Can my employer prevent me from working while I'm pregnant or require me to take a certain amount of leave?

 

You cannot be required to take a leave of absence during your pregnancy. You must be permitted to work as long as you are able to do your job.

 

Can my employer keep me from working in certain areas or doing certain tasks because of health and safety concerns?

 

Yes, but only if there are compelling medical reasons. Even if your employer has good intentions, if you did not request a transfer or are bothered by the suggested changes, this could be a potential violation. However, it would be legitimate for your employer to ask you for your doctor's opinion on topics such as your ability to stand for long periods or engage in heavy lifting. If your doctor suggests restrictions, your employer may act accordingly.

 

Can my employer move me to another position while I am pregnant so as not to offend clients or customers?

 

No. If customers or clients are for some reason uncomfortable dealing with an employee who is pregnant, that's irrelevant -- just as it would be if customers or clients were uncomfortable with an employee's race or sexual orientation. The preference of customers and other employees is never a legal basis for discrimination.

 

Does my employer's health insurance have to cover the medical costs of my pregnancy?

 

If your employer offers health insurance, it must cover expenses for pregnancy on the same basis as costs for other conditions. As long as coverage is consistent across multiple health conditions, there is likely no case for discrimination. If your company offers generous health benefits, you have the right to expect a high level of coverage for pregnancy costs. Similarly, if the coverage is generally inadequate, you can expect the same limited coverage.

 

I just returned from maternity leave and need to take extra breaks in order to pump milk, but my supervisor won't make any accommodations. Can I file a claim?

 

When you return to your job, if you are breastfeeding, your employer must provide a reasonable unpaid break time if you need to express breast milk for your infant child. Your employer must make an effort to provide a room or other location near your work area, other than a toilet stall, where you can do this in privacy.

 

Can my employer treat me differently because I am unmarried and pregnant?

 

No. Pregnancy related benefits cannot be limited to married employees.

 

I was pregnant, but had a miscarriage or an abortion, and need time off to recover. Am I covered by the law?

 

Recovery time must be dealt with in the same way that other health conditions are addressed by your company.

 

My employer's medical plan covers most health conditions, but excludes abortion and contraceptive devices and medication.

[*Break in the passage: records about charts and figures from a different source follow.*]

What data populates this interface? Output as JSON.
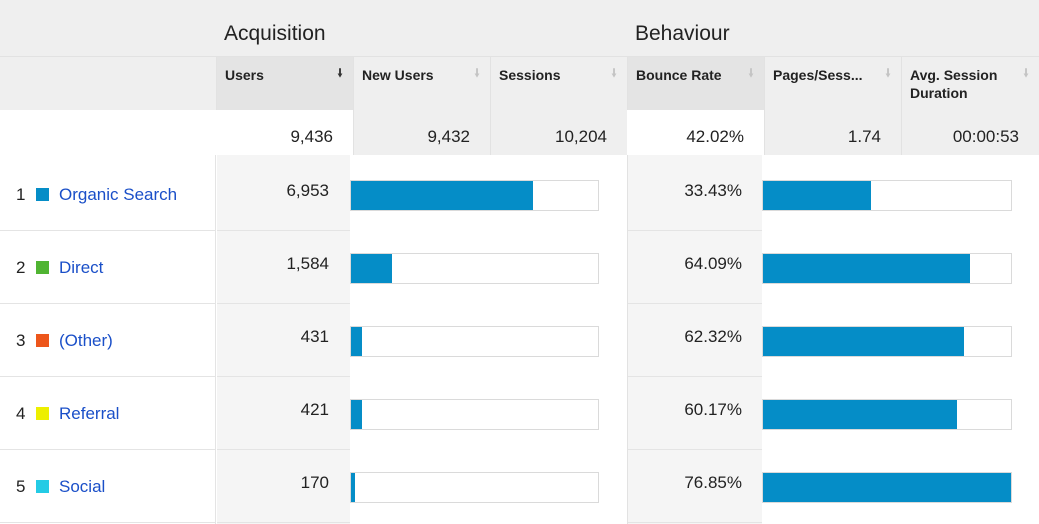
{
  "groups": {
    "acquisition": "Acquisition",
    "behaviour": "Behaviour"
  },
  "columns": {
    "users": "Users",
    "new_users": "New Users",
    "sessions": "Sessions",
    "bounce_rate": "Bounce Rate",
    "pages_per_session": "Pages/Sess...",
    "avg_session_duration": "Avg. Session Duration"
  },
  "sort_icon": "sort-down-arrow-icon",
  "totals": {
    "users": "9,436",
    "new_users": "9,432",
    "sessions": "10,204",
    "bounce_rate": "42.02%",
    "pages_per_session": "1.74",
    "avg_session_duration": "00:00:53"
  },
  "rows": [
    {
      "num": "1",
      "label": "Organic Search",
      "color": "#058dc7",
      "users": "6,953",
      "users_share": 0.737,
      "bounce_rate": "33.43%",
      "bounce_share": 0.435
    },
    {
      "num": "2",
      "label": "Direct",
      "color": "#50b432",
      "users": "1,584",
      "users_share": 0.168,
      "bounce_rate": "64.09%",
      "bounce_share": 0.834
    },
    {
      "num": "3",
      "label": "(Other)",
      "color": "#ed561b",
      "users": "431",
      "users_share": 0.046,
      "bounce_rate": "62.32%",
      "bounce_share": 0.811
    },
    {
      "num": "4",
      "label": "Referral",
      "color": "#edef00",
      "users": "421",
      "users_share": 0.045,
      "bounce_rate": "60.17%",
      "bounce_share": 0.783
    },
    {
      "num": "5",
      "label": "Social",
      "color": "#24cbe5",
      "users": "170",
      "users_share": 0.018,
      "bounce_rate": "76.85%",
      "bounce_share": 1.0
    }
  ]
}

Is this legal?

 

Health insurance for expenses arising from abortion is not required, except where the life of the mother is endangered.

 

What could my employer do to deny my allegations, and how do I respond to its denials?

 

Your employer will likely provide a legitimate nondiscriminatory reason for the action taken against you. To counter its response, you will need to show that the reason your employer has offered is merely pretextual, meaning that the employer's explanation of its behavior is dishonest. You must then reassert that discrimination was actually the motivating factor for the adverse employment decision.